A Study of Potential Pharmacokinetic and Pharmacodynamic Interactions between Dextromethorphan/Quinidine and Memantine in Healthy Volunteers

Background and Objective: Dextromethorphan/quinidine (DMQ) is the first agent indicated for the treatment of pseudobulbar affect. Dextromethorphan, the active ingredient, is a low-affinity, uncompetitive N -methyl-D-aspartate (NMDA) receptor antagonist. This study evaluated the potential for a drug-drug interaction (DDI) of DMQ with memantine, which is also an NMDA receptor antagonist. Methods: This open-label, randomized, parallel-group study enrolled healthy adults who were randomized into one of two treatment groups. Group 1 subjects were administered memantine at a starting dose of 5 mg once daily, which was titrated over a 3-week period to a dose of 10 mg twice daily (every 12 hours) and continued for another 11 days to attain steady state; DMQ 30mg (dextromethorphan 30mg/quinidine 30mg) every 12 hours was then added for a further 8 days.
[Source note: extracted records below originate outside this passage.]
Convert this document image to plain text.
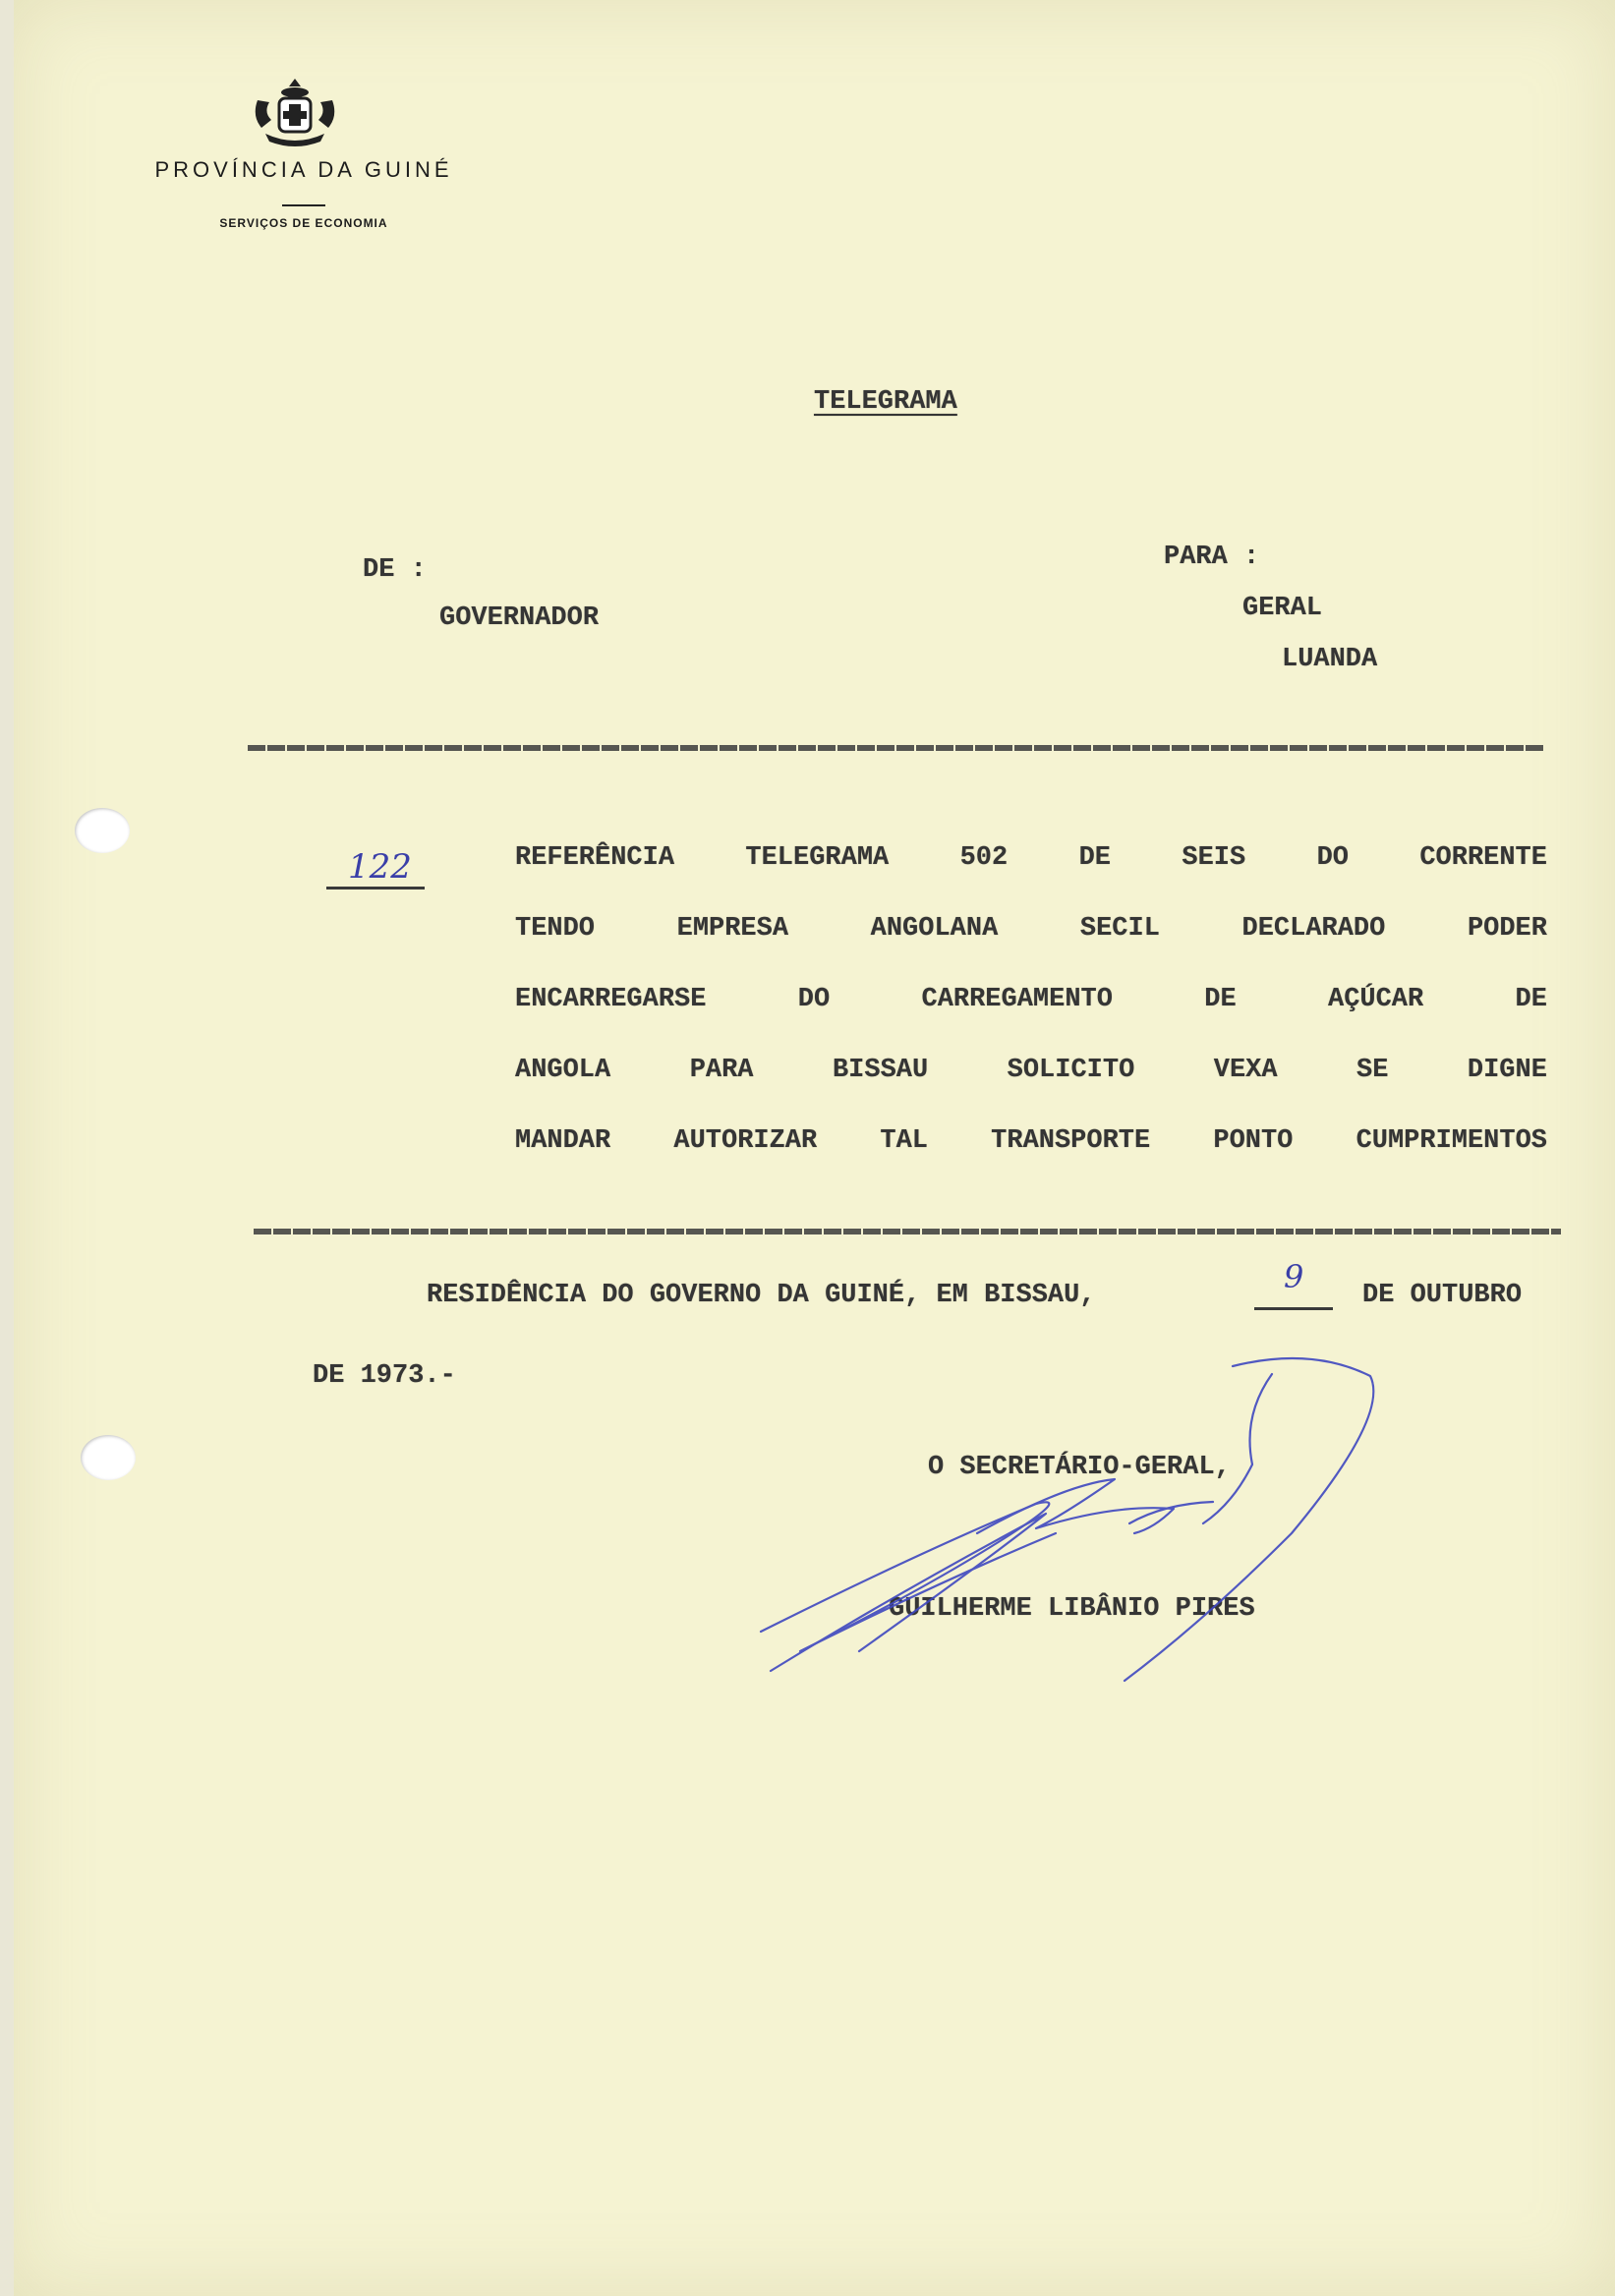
PROVÍNCIA DA GUINÉ
SERVIÇOS DE ECONOMIA
TELEGRAMA
DE :
GOVERNADOR
PARA :
GERAL
LUANDA
122	REFERÊNCIA	TELEGRAMA	502	DE	SEIS	DO	CORRENTE
TENDO	EMPRESA	ANGOLANA	SECIL	DECLARADO	PODER
ENCARREGARSE	DO	CARREGAMENTO	DE	AÇÚCAR	DE
ANGOLA	PARA	BISSAU	SOLICITO	VEXA	SE	DIGNE
MANDAR AUTORIZAR TAL TRANSPORTE PONTO CUMPRIMENTOS
RESIDÊNCIA DO GOVERNO DA GUINÉ, EM BISSAU,	9 DE OUTUBRO
DE 1973.-
O SECRETÁRIO-GERAL,
GUILHERME LIBÂNIO PIRES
Group 2 subjects received DMQ 30 mg every 12 hours for 8 days to attain steady state; memantine was then added, titrated on the same schedule as in group 1, and continued at 10 mg every 12 hours for an additional 11 days. Pharmacokinetic blood sampling was performed to assess the primary endpoints of the 90% confidence intervals (CIs) for the geometric mean ratios of the areas under the plasma concentration-time curves (AUCs) for memantine, dextromethorphan, dextrorphan — the dextromethorphan metabolite — and quinidine during concomitant therapy versus monotherapy. Safety/tolerability and pharmacodynamic variables were also assessed. Results: A total of 52 subjects were randomized. In both group 1 (n=23) and group 2 (n=29), the 90% CIs for the ratios of the AUCs during concomitant therapy versus monotherapy were within the predefined range to indicate similarity (0.8–1.25) for memantine, dextromethorphan and dextrorphan, indicating no pharmacokinetic DDI. The 90% CI for the AUC ratio for quinidine was slightly above the predefined range; however, the mean AUC increased by only 25%. In both groups, incidence of adverse events was similar, and pharmacodynamic variables were either similar or slightly improved with DMQ added to memantine and memantine added to DMQ, compared to monotherapy with either agent. Conclusion: Minimal pharmacokinetic and pharmacodynamic interactions were observed between memantine and DMQ, suggesting they can be coadministered without dose adjustment.